December is one of those reflective months isn’t it?
Like, all of a sudden we start looking back on our year and seeing if we achieved everything we wanted to.
Seeing how much has changed and how much has stayed the same.
2018 for me is the year I got pregnant after my miscarriage and my little girl started school.
It is the year…
I sat up and took notice of climate change and the impact we are having on the world.
It is the year…
I failed at being 100% vegan but did try. And I didn’t eat meat at all. Effort matters. Every positive change towards veganism is a step in the right direction.
But what do I plan to be in 2019?
Or WHO do I plan to be?
Well 2019 will see me welcome my 2nd child into the world. It will promote my daughter to the role of big sister and change the entire dynamic of our family.
I plan to care about that. A lot.
I know that sounds silly and it goes without saying, but I want to be able to adjust to life as a family of four and come out of it stronger than ever.
I also plan to care about the world I am leaving behind for my children.
Because it terrifies me.
I am trying to reduce the amount of plastic we use as a family.
I plan on getting an electric car in 2019 and my husband is switching his to electric too.
I want to talk to my daughters school about what they are doing about waste and see if there is any way I can get involved. I heard they don’t recycle, which is utter madness considering the amount of paper they use.

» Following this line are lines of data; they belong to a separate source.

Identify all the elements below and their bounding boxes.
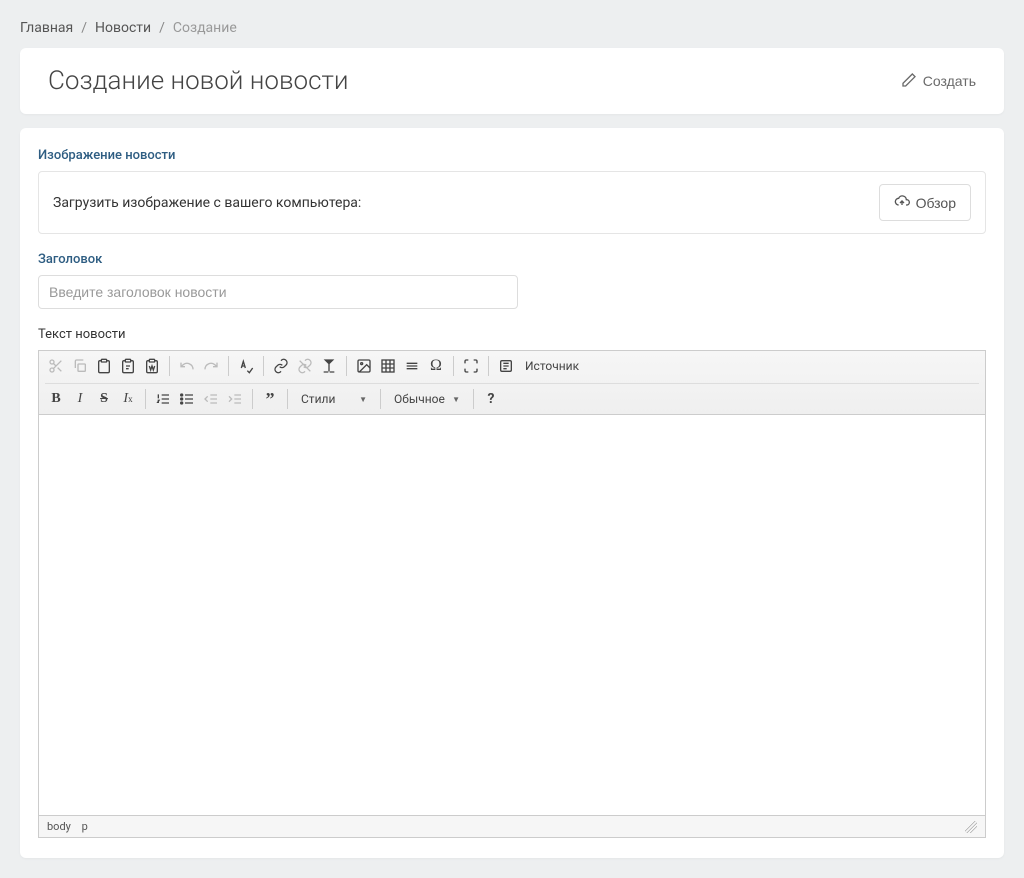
cloud-upload-icon [894,193,910,212]
styles-dropdown-label: Стили [301,392,335,406]
breadcrumb-home[interactable]: Главная [20,20,73,36]
unlink-icon[interactable] [294,355,316,377]
toolbar-separator [228,356,229,376]
cut-icon[interactable] [45,355,67,377]
browse-button[interactable]: Обзор [879,184,971,221]
paste-text-icon[interactable] [117,355,139,377]
breadcrumb: Главная / Новости / Создание [20,20,1004,36]
editor-content-area[interactable] [39,415,985,815]
upload-box: Загрузить изображение с вашего компьютер… [38,171,986,234]
upload-text: Загрузить изображение с вашего компьютер… [53,195,361,211]
bold-icon[interactable]: B [45,388,67,410]
toolbar-separator [145,389,146,409]
paste-word-icon[interactable] [141,355,163,377]
title-label: Заголовок [38,252,986,267]
copy-icon[interactable] [69,355,91,377]
title-input[interactable] [38,275,518,309]
outdent-icon[interactable] [200,388,222,410]
image-label: Изображение новости [38,148,986,163]
italic-icon[interactable]: I [69,388,91,410]
hr-icon[interactable] [401,355,423,377]
bullet-list-icon[interactable] [176,388,198,410]
toolbar-separator [453,356,454,376]
paste-icon[interactable] [93,355,115,377]
image-icon[interactable] [353,355,375,377]
toolbar-separator [263,356,264,376]
header-card: Создание новой новости Создать [20,48,1004,114]
toolbar-separator [380,389,381,409]
browse-button-label: Обзор [916,195,956,211]
breadcrumb-current: Создание [173,20,237,36]
toolbar-separator [473,389,474,409]
redo-icon[interactable] [200,355,222,377]
create-button-label: Создать [923,73,976,89]
remove-format-icon[interactable]: Ix [117,388,139,410]
table-icon[interactable] [377,355,399,377]
blockquote-icon[interactable]: ” [259,388,281,410]
pencil-icon [901,72,917,91]
spellcheck-icon[interactable] [235,355,257,377]
source-button[interactable]: Источник [519,355,585,377]
editor-element-path: body p [47,820,96,833]
toolbar-separator [346,356,347,376]
toolbar-separator [287,389,288,409]
strikethrough-icon[interactable]: S [93,388,115,410]
breadcrumb-separator: / [159,20,165,36]
editor-footer: body p [39,815,985,837]
page-title: Создание новой новости [48,66,348,96]
resize-grip-icon[interactable] [965,821,977,833]
toolbar-separator [488,356,489,376]
editor-toolbar: Ω Источник B I S Ix ” Стили [39,351,985,415]
format-dropdown-label: Обычное [394,392,445,406]
create-button[interactable]: Создать [901,72,976,91]
special-char-icon[interactable]: Ω [425,355,447,377]
help-icon[interactable]: ? [480,388,502,410]
toolbar-row-2: B I S Ix ” Стили ▼ Обычное ▼ [45,383,979,410]
breadcrumb-news[interactable]: Новости [95,20,151,36]
path-p[interactable]: p [82,820,88,833]
chevron-down-icon: ▼ [452,395,460,404]
link-icon[interactable] [270,355,292,377]
path-body[interactable]: body [47,820,71,833]
format-dropdown[interactable]: Обычное ▼ [387,389,467,409]
main-form-card: Изображение новости Загрузить изображени… [20,128,1004,858]
toolbar-separator [169,356,170,376]
toolbar-separator [252,389,253,409]
rich-text-editor: Ω Источник B I S Ix ” Стили [38,350,986,838]
maximize-icon[interactable] [460,355,482,377]
anchor-icon[interactable] [318,355,340,377]
chevron-down-icon: ▼ [359,395,367,404]
text-label: Текст новости [38,327,986,342]
styles-dropdown[interactable]: Стили ▼ [294,389,374,409]
indent-icon[interactable] [224,388,246,410]
source-icon[interactable] [495,355,517,377]
breadcrumb-separator: / [81,20,87,36]
undo-icon[interactable] [176,355,198,377]
numbered-list-icon[interactable] [152,388,174,410]
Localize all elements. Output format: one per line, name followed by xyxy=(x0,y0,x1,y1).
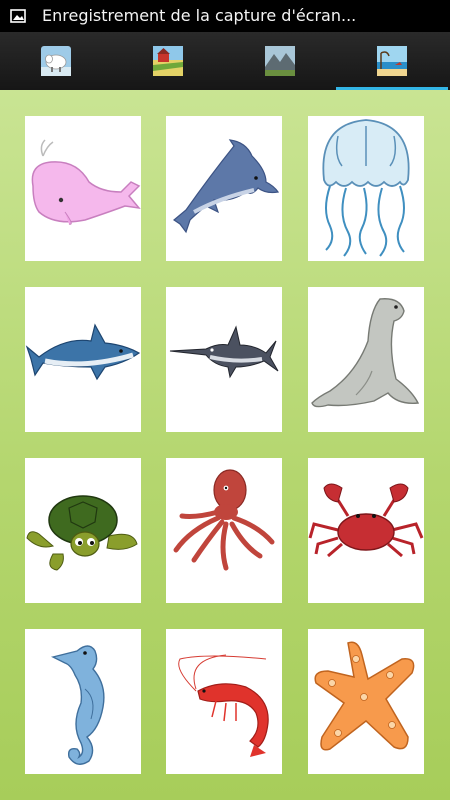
beach-icon xyxy=(377,46,407,76)
jellyfish-icon xyxy=(322,119,410,257)
card-shark[interactable] xyxy=(25,287,141,432)
card-jellyfish[interactable] xyxy=(308,116,424,261)
shrimp-icon xyxy=(178,654,269,757)
sea-lion-icon xyxy=(311,298,420,408)
card-swordfish[interactable] xyxy=(166,287,282,432)
crab-icon xyxy=(308,483,424,558)
seahorse-icon xyxy=(50,645,105,765)
card-octopus[interactable] xyxy=(166,458,282,603)
dolphin-icon xyxy=(172,139,280,234)
card-turtle[interactable] xyxy=(25,458,141,603)
animal-grid xyxy=(0,90,450,800)
card-sea-lion[interactable] xyxy=(308,287,424,432)
tab-beach[interactable] xyxy=(336,32,448,90)
mountain-icon xyxy=(265,46,295,76)
sheep-icon xyxy=(41,46,71,76)
card-whale[interactable] xyxy=(25,116,141,261)
card-crab[interactable] xyxy=(308,458,424,603)
status-bar: Enregistrement de la capture d'écran... xyxy=(0,0,450,32)
tab-mountain[interactable] xyxy=(224,32,336,90)
notification-title: Enregistrement de la capture d'écran... xyxy=(42,6,357,25)
starfish-icon xyxy=(314,641,415,751)
card-seahorse[interactable] xyxy=(25,629,141,774)
card-shrimp[interactable] xyxy=(166,629,282,774)
tab-farm[interactable] xyxy=(112,32,224,90)
screenshot-icon xyxy=(10,9,26,23)
octopus-icon xyxy=(173,469,275,571)
swordfish-icon xyxy=(169,325,279,379)
card-dolphin[interactable] xyxy=(166,116,282,261)
category-tab-bar xyxy=(0,32,450,90)
whale-icon xyxy=(31,139,141,225)
card-starfish[interactable] xyxy=(308,629,424,774)
shark-icon xyxy=(25,323,141,381)
turtle-icon xyxy=(26,495,138,571)
farm-icon xyxy=(153,46,183,76)
tab-sheep[interactable] xyxy=(0,32,112,90)
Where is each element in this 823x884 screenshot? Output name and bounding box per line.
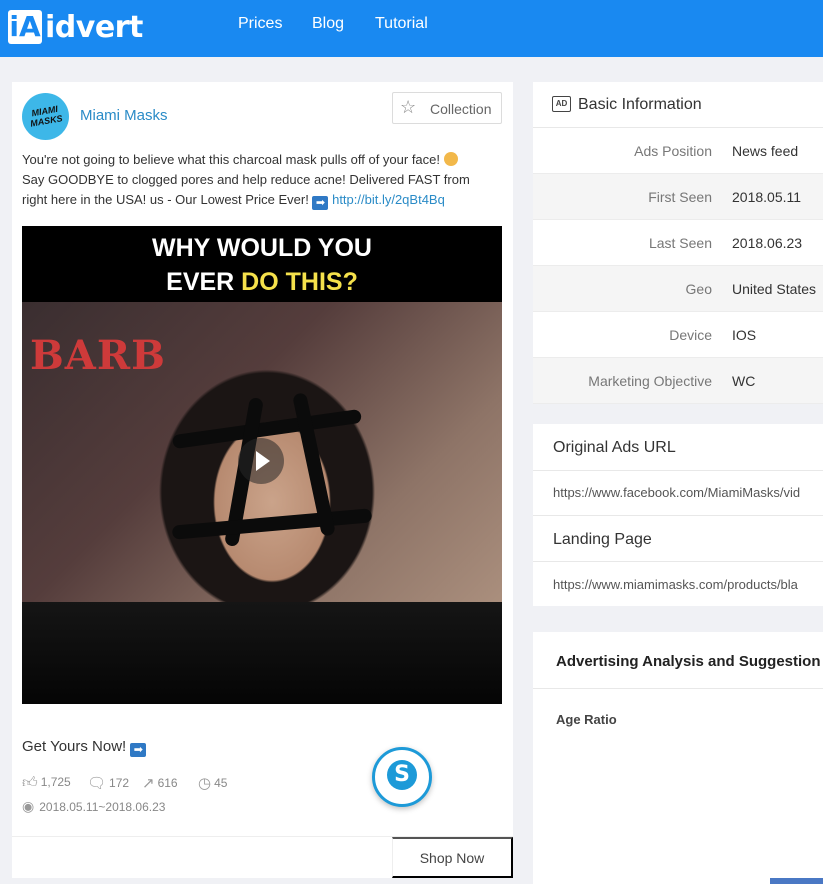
info-value: 2018.05.11 [732,189,802,205]
info-key: Geo [685,281,712,297]
barber-sign: BARB [30,332,166,379]
basic-info-title: Basic Information [578,96,702,113]
video-thumbnail: BARB [22,302,502,704]
info-row: Ads Position News feed [533,128,823,174]
landing-page-title: Landing Page [553,531,652,548]
comments-stat: 🗨︎ 172 [87,774,129,792]
ad-text: You're not going to believe what this ch… [22,150,506,210]
landing-page-url[interactable]: https://www.miamimasks.com/products/bla [553,577,823,592]
bottom-strip [770,878,823,884]
caption-line-2b: DO THIS? [241,268,358,296]
collection-label: Collection [430,101,492,117]
ad-icon: AD [552,96,571,112]
mask-stroke [171,508,373,540]
comment-icon: 🗨︎ [87,775,107,792]
avatar-text: MIAMI MASKS [29,103,64,129]
ad-text-line-3: right here in the USA! us - Our Lowest P… [22,192,309,207]
logo-mark: iA [8,10,42,44]
date-range: ◉ 2018.05.11~2018.06.23 [22,798,165,815]
date-range-text: 2018.05.11~2018.06.23 [39,800,166,814]
play-icon[interactable] [238,438,284,484]
info-value: News feed [732,143,799,159]
cta-label: Get Yours Now! [22,738,127,755]
nav-prices[interactable]: Prices [238,15,282,33]
info-row: Marketing Objective WC [533,358,823,404]
logo[interactable]: iA idvert [8,9,143,45]
age-ratio-label: Age Ratio [556,712,617,727]
url-panel: Original Ads URL https://www.facebook.co… [533,424,823,606]
likes-count: 1,725 [40,775,71,789]
info-key: Marketing Objective [588,373,712,389]
cape [22,602,502,704]
info-value: 2018.06.23 [732,235,803,251]
info-row: Device IOS [533,312,823,358]
ad-text-line-1: You're not going to believe what this ch… [22,152,441,167]
info-value: IOS [732,327,757,343]
info-key: Ads Position [634,143,712,159]
shares-stat: ↗ 616 [142,774,178,792]
divider [533,515,823,516]
caption-line-1: WHY WOULD YOU [152,234,372,262]
video-caption: WHY WOULD YOU EVER DO THIS? [22,226,502,302]
emoji-icon [443,152,458,166]
views-stat: ◷ 45 [198,774,227,792]
share-icon: ↗ [142,775,155,792]
advertiser-name[interactable]: Miami Masks [80,107,168,124]
info-key: First Seen [648,189,712,205]
collection-button[interactable]: ☆ Collection [392,92,502,124]
analysis-panel: Advertising Analysis and Suggestion Age … [533,632,823,884]
cta-text: Get Yours Now! ➡ [22,738,147,757]
basic-info-header: AD Basic Information [533,82,823,128]
top-bar: iA idvert Prices Blog Tutorial [0,0,823,57]
views-count: 45 [214,776,228,790]
logo-text: idvert [45,9,143,45]
eye-icon: ◉ [22,798,35,814]
divider [533,561,823,562]
clock-icon: ◷ [198,775,212,792]
star-icon: ☆ [400,97,417,117]
divider [533,688,823,689]
analysis-title: Advertising Analysis and Suggestion [556,653,821,670]
basic-info-panel: AD Basic Information Ads Position News f… [533,82,823,404]
original-url[interactable]: https://www.facebook.com/MiamiMasks/vid [553,485,823,500]
info-row: First Seen 2018.05.11 [533,174,823,220]
ad-card: MIAMI MASKS Miami Masks ☆ Collection You… [12,82,513,878]
thumbs-up-icon: 👍︎ [22,774,38,791]
info-row: Last Seen 2018.06.23 [533,220,823,266]
avatar[interactable]: MIAMI MASKS [22,93,69,140]
info-key: Device [669,327,712,343]
comments-count: 172 [109,776,130,790]
nav-blog[interactable]: Blog [312,15,344,33]
info-value: WC [732,373,756,389]
info-row: Geo United States [533,266,823,312]
shares-count: 616 [157,776,178,790]
skype-icon[interactable] [372,747,432,807]
arrow-right-icon: ➡ [130,743,147,757]
ad-video[interactable]: WHY WOULD YOU EVER DO THIS? BARB [22,226,502,704]
caption-line-2a: EVER [166,268,242,296]
info-key: Last Seen [648,235,712,251]
shop-now-button[interactable]: Shop Now [392,837,513,878]
ad-link[interactable]: http://bit.ly/2qBt4Bq [332,192,445,207]
original-url-title: Original Ads URL [553,439,676,456]
ad-text-line-2: Say GOODBYE to clogged pores and help re… [22,172,470,187]
divider [533,470,823,471]
arrow-right-icon: ➡ [312,196,329,210]
likes-stat: 👍︎ 1,725 [22,774,71,792]
nav-tutorial[interactable]: Tutorial [375,15,428,33]
info-value: United States [732,281,817,297]
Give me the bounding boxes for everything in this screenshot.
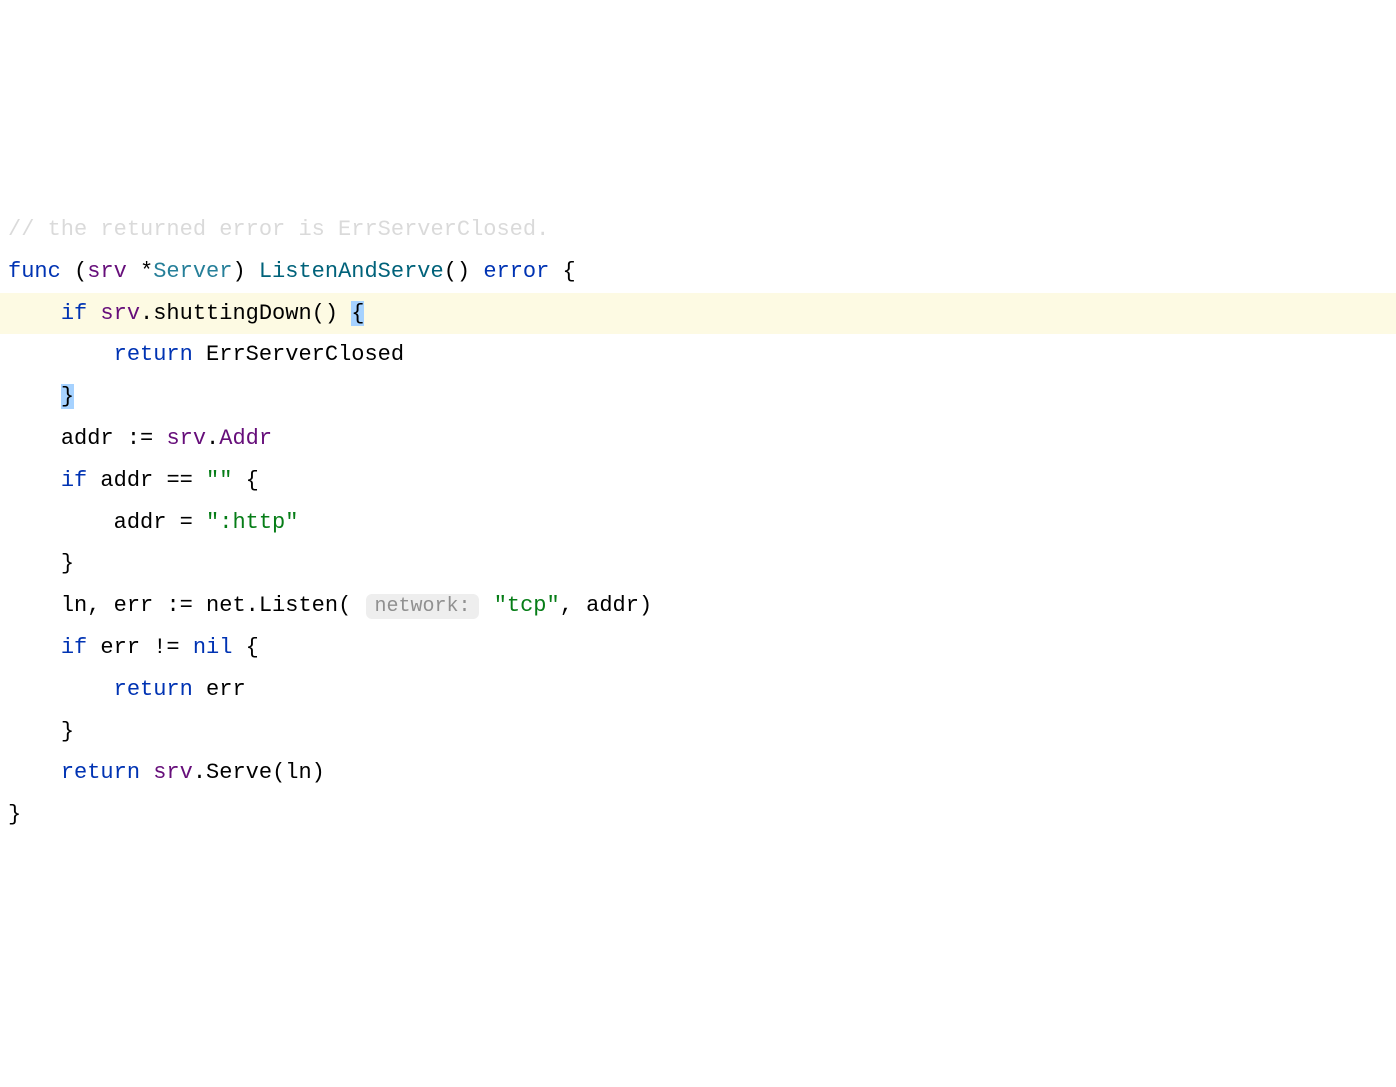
string-empty: "" [206,468,232,493]
code-line: if addr == "" { [0,460,1396,502]
method-call: shuttingDown [153,301,311,326]
vars-ln-err: ln, err [61,593,153,618]
receiver-ref: srv [100,301,140,326]
assign-op: := [166,593,192,618]
pkg-net: net [206,593,246,618]
param-hint: network: [366,594,478,619]
method-serve: Serve [206,760,272,785]
var-err: err [100,635,140,660]
code-line: return srv.Serve(ln) [0,752,1396,794]
arg-addr: addr [586,593,639,618]
eq-op: == [166,468,192,493]
comment-text: // the returned error is ErrServerClosed… [8,217,549,242]
code-line: } [0,543,1396,585]
assign-op: := [127,426,153,451]
dot-op: . [246,593,259,618]
paren-open: ( [74,259,87,284]
code-line-highlighted: if srv.shuttingDown() { [0,293,1396,335]
code-line: } [0,711,1396,753]
var-addr: addr [100,468,153,493]
string-tcp: "tcp" [494,593,560,618]
func-listen: Listen [259,593,338,618]
code-line: addr = ":http" [0,502,1396,544]
brace-open: { [246,468,259,493]
keyword-if: if [61,468,87,493]
field-addr: Addr [219,426,272,451]
brace-close-final: } [8,802,21,827]
code-line: } [0,794,1396,836]
paren-open: ( [338,593,351,618]
receiver-ref: srv [153,760,193,785]
return-value: ErrServerClosed [206,342,404,367]
keyword-func: func [8,259,61,284]
params: () [444,259,470,284]
paren-open: ( [272,760,285,785]
receiver-ref: srv [166,426,206,451]
star-op: * [140,259,153,284]
receiver-var: srv [87,259,127,284]
paren-close: ) [639,593,652,618]
keyword-return: return [61,760,140,785]
brace-open: { [563,259,576,284]
method-name: ListenAndServe [259,259,444,284]
code-line-comment: // the returned error is ErrServerClosed… [0,209,1396,251]
dot-op: . [193,760,206,785]
keyword-return: return [114,677,193,702]
return-type: error [483,259,549,284]
neq-op: != [153,635,179,660]
brace-close: } [61,551,74,576]
code-line: func (srv *Server) ListenAndServe() erro… [0,251,1396,293]
code-line: } [0,376,1396,418]
string-http: ":http" [206,510,298,535]
comma: , [560,593,573,618]
call-parens: () [312,301,338,326]
keyword-return: return [114,342,193,367]
code-line: return ErrServerClosed [0,334,1396,376]
assign-op: = [180,510,193,535]
matched-brace-close: } [61,384,74,409]
cursor-brace-open: { [351,301,364,326]
keyword-if: if [61,301,87,326]
paren-close: ) [232,259,245,284]
arg-ln: ln [285,760,311,785]
keyword-nil: nil [193,635,233,660]
brace-open: { [246,635,259,660]
code-line: ln, err := net.Listen( network: "tcp", a… [0,585,1396,627]
code-line: return err [0,669,1396,711]
code-editor[interactable]: // the returned error is ErrServerClosed… [0,167,1396,878]
brace-close: } [61,719,74,744]
dot-op: . [206,426,219,451]
dot-op: . [140,301,153,326]
code-line: if err != nil { [0,627,1396,669]
keyword-if: if [61,635,87,660]
var-addr: addr [114,510,167,535]
return-err: err [206,677,246,702]
var-addr: addr [61,426,114,451]
code-line: addr := srv.Addr [0,418,1396,460]
paren-close: ) [312,760,325,785]
receiver-type: Server [153,259,232,284]
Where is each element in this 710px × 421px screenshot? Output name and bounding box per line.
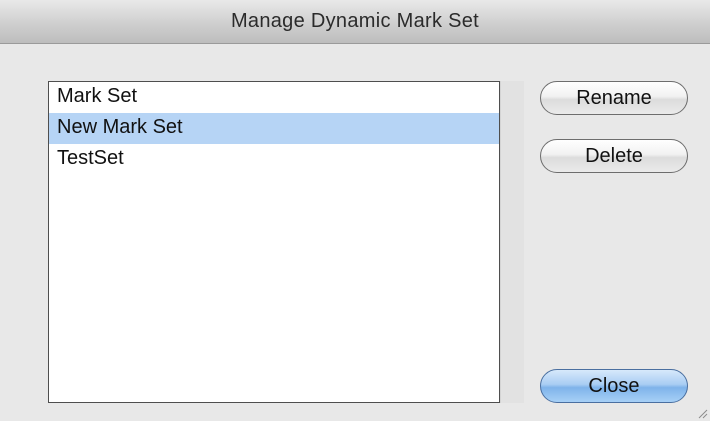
- window-title: Manage Dynamic Mark Set: [230, 10, 480, 32]
- list-item-testset[interactable]: TestSet: [49, 144, 499, 175]
- list-item-mark-set[interactable]: Mark Set: [49, 82, 499, 113]
- manage-dynamic-mark-set-dialog: Manage Dynamic Mark Set Mark Set New Mar…: [0, 0, 710, 421]
- mark-set-list[interactable]: Mark Set New Mark Set TestSet: [48, 81, 500, 403]
- close-button[interactable]: Close: [540, 369, 688, 403]
- delete-button[interactable]: Delete: [540, 139, 688, 173]
- rename-button[interactable]: Rename: [540, 81, 688, 115]
- list-scrollbar-track[interactable]: [500, 81, 524, 403]
- title-bar[interactable]: Manage Dynamic Mark Set: [0, 0, 710, 44]
- list-item-new-mark-set[interactable]: New Mark Set: [49, 113, 499, 144]
- resize-grip-icon[interactable]: [696, 407, 708, 419]
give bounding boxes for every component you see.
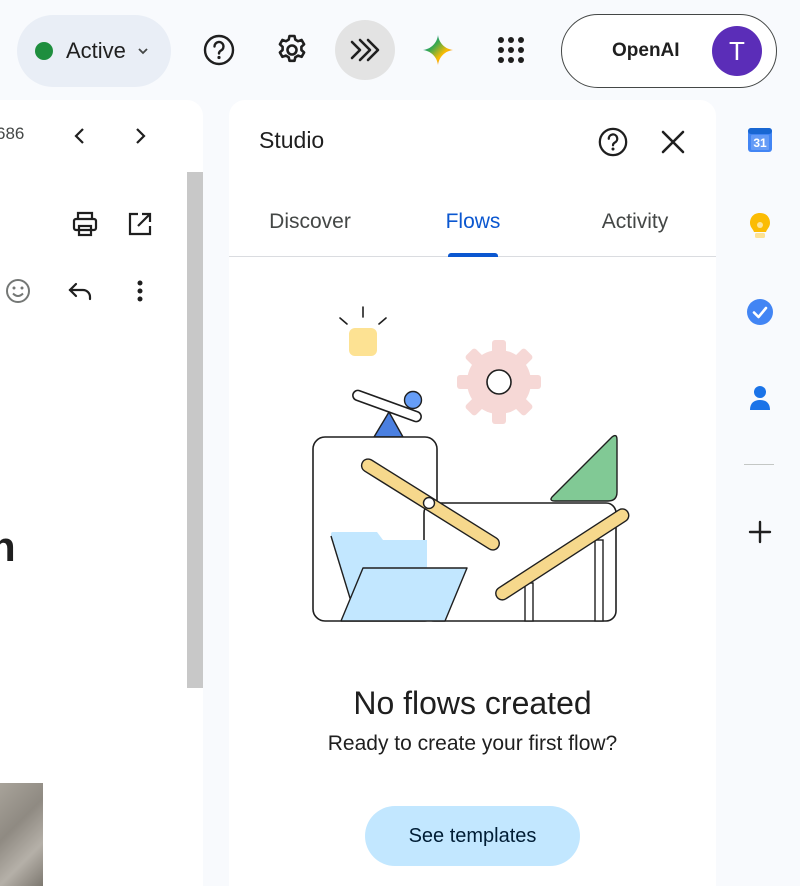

The world seems to be sitting up and making notice of all of these documentaries on the damage we are doing to our planet. It’s time we all got involved and stopped thinking someone else will do it.
There are big changes happening in the general culture of our society and I’m here for it.
2018 was also the year of the body positive movement and the whole #timesup situation. The patriarchy is dying. Women no longer have to accept the way they are treated, passively.
I want to instill a quiet confidence in my daughters that they can be whoever and whatever they want to be. That their looks don’t define them. That they have autonomy over their bodies and no one has a right to make them feel uncomfortable or bad about themselves.
That the lesson I teach them about being kind being the most important thing, runs alongside being fierce. You don’t have to be a pushover to be kind and I think this is one of the hardest lessons to learn.
I plan to care about my body.
Not in a way that means dieting and hitting the gym but in a way that involves me nourishing the vessel that gave me my children. I have spent too many years hating my body, how it looks and what it can do. I need to set my daughters a positive example of self care and self acceptance.
I think I will be mulling over this post for a while. I don’t want to set ‘New Years Resolutions’ but I do think it is a good time to take stock and make changes if there are areas of your life that you want to improve.